Il capo politico della Lega, Matteo Salvini, sulla norma ha dichiarato: “O la chiariscono o la ritirano. O fermiamo i lavori del Parlamento”. Sulla questione è intervenuta anche la deputata del Pd ed ex ministro per la Pubblica Amministrazione, Marianna Madia: “Il caso della brigatista Saraceni – ha scritto su Twitter – che attualmente può percepire il reddito di cittadinanza rende chiaro che la norma è sbagliata e su questo punto bisogna intervenire. Ho presentato una interrogazione sul caso”.

“Ho provato un grande senso di ingiustizia – ha commentato a Radio Capital Olga D’Antona, vedova del giurista ucciso dalle Br – Non sempre quello che è legale è giusto. L’ingiustizia non la subisco io, ma tutti i cittadini. La norma va rivista”. Aggiunge poi che “è giusto che il reddito sia concesso a chi ha esaurito la propria condanna e si è ravveduto, ma non è questo il caso. E poi lei ha alle spalle una famiglia che può sostenerla e che ha sempre dimostrato di volerla sostenere. E ora, che c’è anche il Pd, mi aspetto che il governo faccia qualcosa”.

Anche i parlamentari della Lega, hanno “depositato un’interrogazione parlamentare al Ministro del Lavoro, perché riteniamo una cosa indegna di uno Stato civile che gente che si è macchiata di reati gravissimi contro lo Stato, possa ricevere aiuti economici da quello stesso Stato cui si era dichiarato guerra”, come dichiara Rossano Sasso, cofirmatario dell’interrogazione parlamentare insieme ai colleghi Durigon e Murelli. “Ci chiediamo come possa essere possibile – aggiunge Sasso – che criminali come quelli citati possano ricevere soldi dallo Stato, poiché a norma di legge condicio sine qua non per beneficiare del Reddito di cittadinanza è che il richiedente non sia sottoposto ‘a misure cautelari personali’. Chi ha attaccato lo Stato ed il nostro ordinamento, teorizzando, incitando e materialmente ponendo in essere fatti gravissimi contro la nostra democrazia non dovrebbe vedere un centesimo di soldi pubblici, altro che reddito di cittadinanza”.

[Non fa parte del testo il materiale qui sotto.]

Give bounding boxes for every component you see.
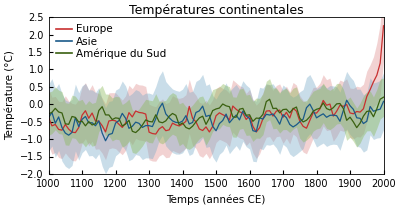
Legend: Europe, Asie, Amérique du Sud: Europe, Asie, Amérique du Sud <box>54 22 168 61</box>
Amérique du Sud <box>250 120 255 123</box>
Europe <box>46 116 51 119</box>
Line: Amérique du Sud: Amérique du Sud <box>48 97 384 133</box>
Europe <box>284 111 289 113</box>
Amérique du Sud <box>381 96 386 98</box>
Line: Europe: Europe <box>48 26 384 134</box>
X-axis label: Temps (années CE): Temps (années CE) <box>166 194 266 205</box>
Asie <box>46 116 51 119</box>
Asie <box>284 116 289 119</box>
Amérique du Sud <box>133 131 138 134</box>
Asie <box>250 129 255 132</box>
Asie <box>70 131 74 134</box>
Amérique du Sud <box>301 121 306 123</box>
Y-axis label: Température (°C): Température (°C) <box>4 51 15 140</box>
Europe <box>70 131 74 133</box>
Asie <box>103 140 108 142</box>
Line: Asie: Asie <box>48 100 384 141</box>
Amérique du Sud <box>204 123 208 126</box>
Asie <box>301 118 306 120</box>
Europe <box>381 24 386 27</box>
Title: Températures continentales: Températures continentales <box>129 4 303 17</box>
Europe <box>204 126 208 128</box>
Europe <box>153 133 158 135</box>
Amérique du Sud <box>130 130 135 133</box>
Amérique du Sud <box>46 113 51 115</box>
Asie <box>204 115 208 118</box>
Europe <box>130 116 135 118</box>
Asie <box>344 99 349 101</box>
Asie <box>133 121 138 124</box>
Amérique du Sud <box>70 115 74 118</box>
Amérique du Sud <box>284 108 289 110</box>
Europe <box>301 125 306 127</box>
Europe <box>250 125 255 127</box>
Asie <box>381 100 386 103</box>
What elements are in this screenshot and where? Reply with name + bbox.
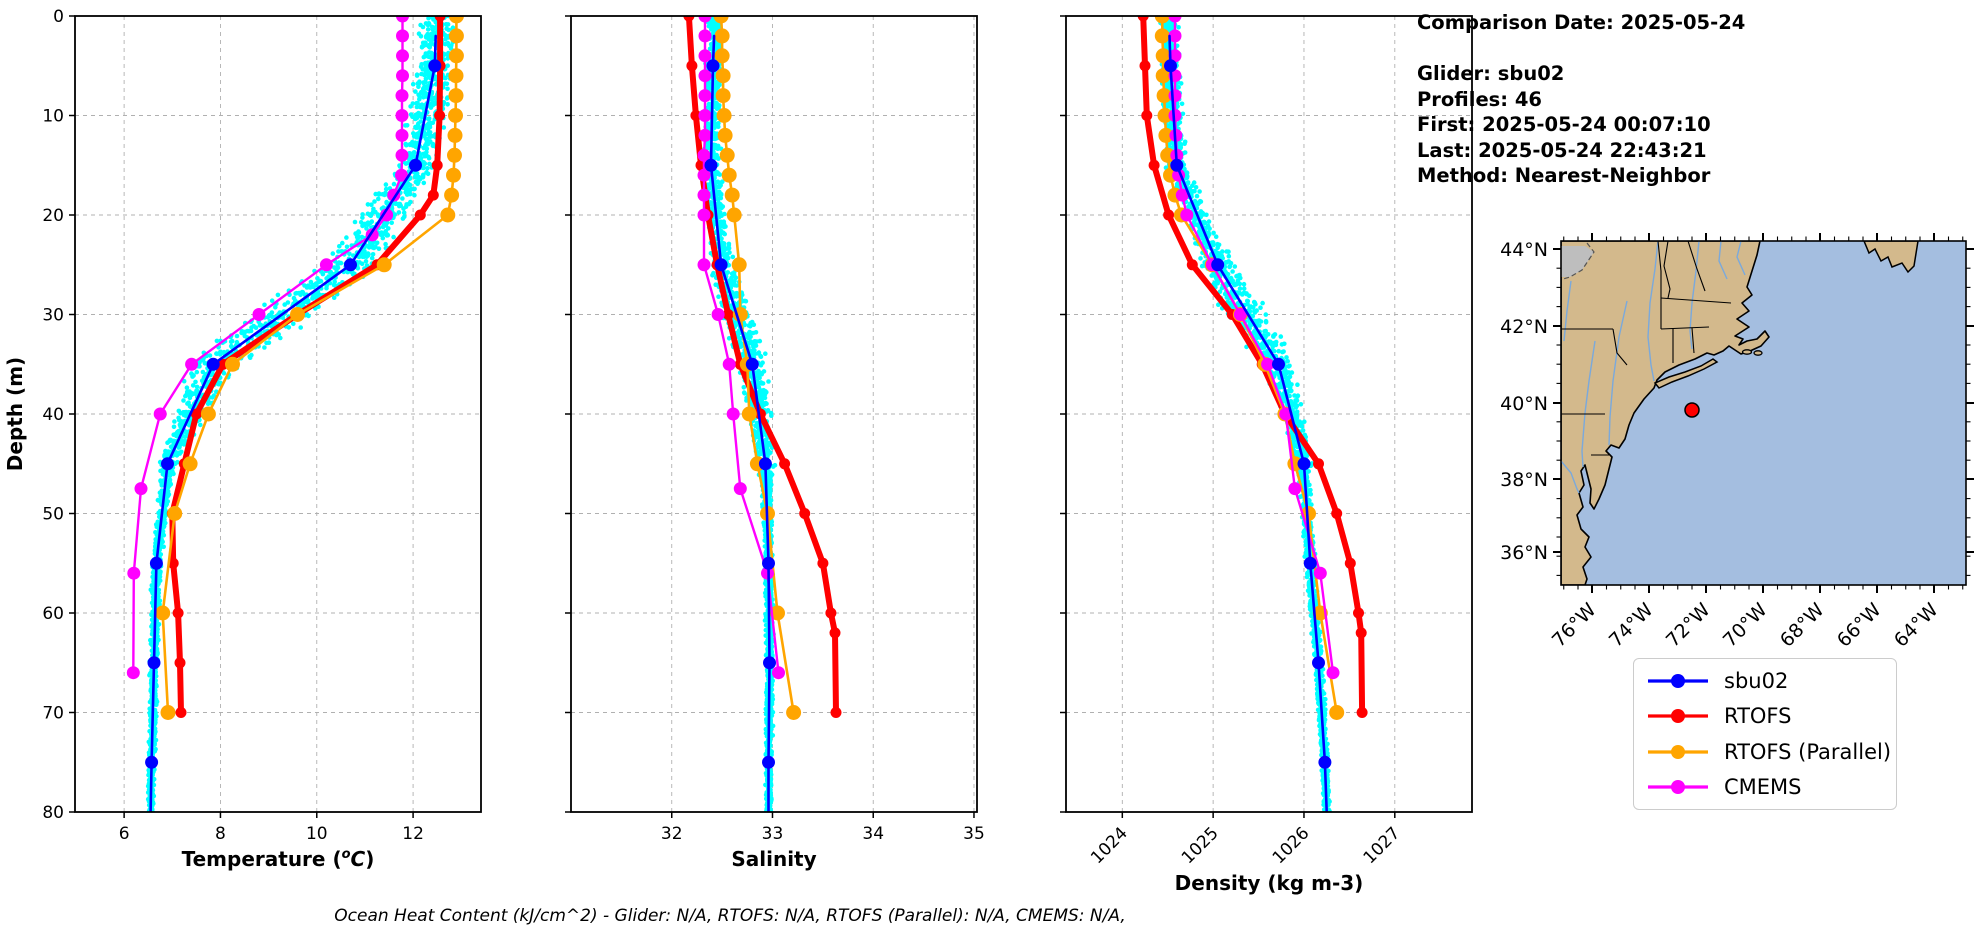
svg-text:6: 6 bbox=[119, 824, 130, 844]
svg-text:8: 8 bbox=[215, 824, 226, 844]
svg-text:40: 40 bbox=[42, 405, 64, 425]
comparison-info-block: Comparison Date: 2025-05-24 Glider: sbu0… bbox=[1417, 10, 1977, 189]
gridlines bbox=[1066, 16, 1472, 812]
x-axis: 32 33 34 35 bbox=[661, 812, 985, 844]
legend-label: RTOFS bbox=[1724, 704, 1792, 729]
temperature-panel: 6 8 10 12 0 10 20 30 40 50 60 70 80 Temperature (oC) D… bbox=[3, 7, 482, 871]
legend-item-sbu02: sbu02 bbox=[1634, 666, 1896, 696]
legend-item-cmems: CMEMS bbox=[1634, 772, 1896, 802]
last-profile-time: Last: 2025-05-24 22:43:21 bbox=[1417, 138, 1707, 162]
x-axis-label: Temperature (oC) bbox=[182, 847, 375, 871]
map-land bbox=[1561, 241, 1770, 585]
svg-text:60: 60 bbox=[42, 604, 64, 624]
profiles-count: Profiles: 46 bbox=[1417, 87, 1542, 111]
density-panel: 1024 1025 1026 1027 Density (kg m-3) bbox=[1060, 15, 1473, 895]
map-rivers bbox=[1561, 241, 1746, 494]
svg-text:10: 10 bbox=[306, 824, 328, 844]
glider-position-marker bbox=[1684, 402, 1700, 418]
legend-item-rtofs: RTOFS bbox=[1634, 701, 1896, 731]
series-sbu02 bbox=[145, 34, 442, 812]
legend-line-sample bbox=[1648, 709, 1708, 724]
gridlines bbox=[571, 16, 977, 812]
legend-label: RTOFS (Parallel) bbox=[1724, 739, 1892, 764]
svg-text:0: 0 bbox=[53, 7, 64, 27]
y-axis bbox=[1060, 15, 1066, 813]
map-nova-scotia bbox=[1863, 241, 1919, 274]
svg-text:80: 80 bbox=[42, 803, 64, 823]
x-axis-label: Density (kg m-3) bbox=[1175, 871, 1364, 895]
y-axis: 0 10 20 30 40 50 60 70 80 bbox=[42, 7, 75, 823]
map-long-island bbox=[1653, 358, 1719, 389]
svg-text:30: 30 bbox=[42, 306, 64, 326]
series-rtofs-parallel- bbox=[155, 16, 464, 720]
series-cmems bbox=[697, 16, 785, 680]
map-island bbox=[1753, 350, 1763, 356]
map-state-borders bbox=[1561, 241, 1732, 456]
spacer-line bbox=[1417, 36, 1977, 62]
y-axis bbox=[565, 15, 571, 813]
legend-line-sample bbox=[1648, 780, 1708, 795]
ocean-heat-content-note: Ocean Heat Content (kJ/cm^2) - Glider: N… bbox=[334, 906, 1126, 926]
legend-label: CMEMS bbox=[1724, 775, 1802, 800]
location-map: 44°N42°N40°N38°N36°N76°W 74°W 72°W 70°W 68°W… bbox=[1500, 233, 1974, 652]
legend-line-sample bbox=[1648, 673, 1708, 688]
svg-text:70: 70 bbox=[42, 704, 64, 724]
map-gray-region bbox=[1561, 246, 1594, 277]
svg-text:20: 20 bbox=[42, 206, 64, 226]
legend: sbu02 RTOFS RTOFS (Parallel) CMEMS bbox=[1633, 658, 1897, 810]
x-axis: 1024 1025 1026 1027 bbox=[1087, 812, 1404, 868]
first-profile-time: First: 2025-05-24 00:07:10 bbox=[1417, 113, 1711, 136]
legend-line-sample bbox=[1648, 744, 1708, 759]
map-border-dashed bbox=[1562, 242, 1595, 280]
series-sbu02 bbox=[1164, 34, 1332, 812]
series-cmems bbox=[126, 16, 409, 680]
svg-text:10: 10 bbox=[42, 107, 64, 127]
interp-method: Method: Nearest-Neighbor bbox=[1417, 164, 1711, 187]
salinity-panel: 32 33 34 35 Salinity bbox=[565, 15, 985, 871]
svg-text:12: 12 bbox=[402, 824, 424, 844]
map-island bbox=[1741, 349, 1753, 355]
comparison-date: Comparison Date: 2025-05-24 bbox=[1417, 11, 1746, 34]
legend-item-rtofs-parallel: RTOFS (Parallel) bbox=[1634, 737, 1896, 767]
legend-label: sbu02 bbox=[1724, 668, 1789, 693]
x-axis: 6 8 10 12 bbox=[119, 812, 424, 844]
map-ticks bbox=[1553, 233, 1974, 593]
series-sbu02 bbox=[704, 34, 776, 812]
glider-name: Glider: sbu02 bbox=[1417, 62, 1565, 85]
x-axis-label: Salinity bbox=[731, 847, 816, 871]
y-axis-label: Depth (m) bbox=[3, 357, 27, 471]
svg-text:50: 50 bbox=[42, 505, 64, 525]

Roberto Della Rocca, presidente dell’Associazione nazionale vittime terrorismo, è intervenuto sulla questione dichiarando che “se si tratta di condannati passati in giudicato a tutti gli effetti, è evidente che non può essere riservato un premio di tale portata. E non voglio dire altro”. Della Rocca puntualizza che la sua non è una valutazione politica: “Non voglio criticare il reddito di cittadinanza – aggiunge -, ma sembra che siano necessarie delle correzioni se i requisiti per percepirlo vengono disattesi. Come raccontare o spiegare ai familiari delle persone uccise? Che reazione potrebbero avere? Non può esserci un premio per queste persone”.

Saraceni non è l’unica ex terrorista a percepire il reddito. Fra questi c’è Raimondo Etro, 68 anni, altro brigatista coinvolto nel sequestro Moro e nell’omicidio del giudice Riccardo Palma. L’ex Br da aprile incassa 780 euro, il massimo consentito dalla nuova legge introdotta dal governo gialloverde, dopo aver scontato una condanna a 20 anni e sei mesi inflittagli nel 1998 dalla Corte d’Assise: “Prenderò 780 euro, 280 come contributo per l’affitto, il resto per la spesa. Di certo andranno via tutti”, aveva raccontato al Corriere della Sera.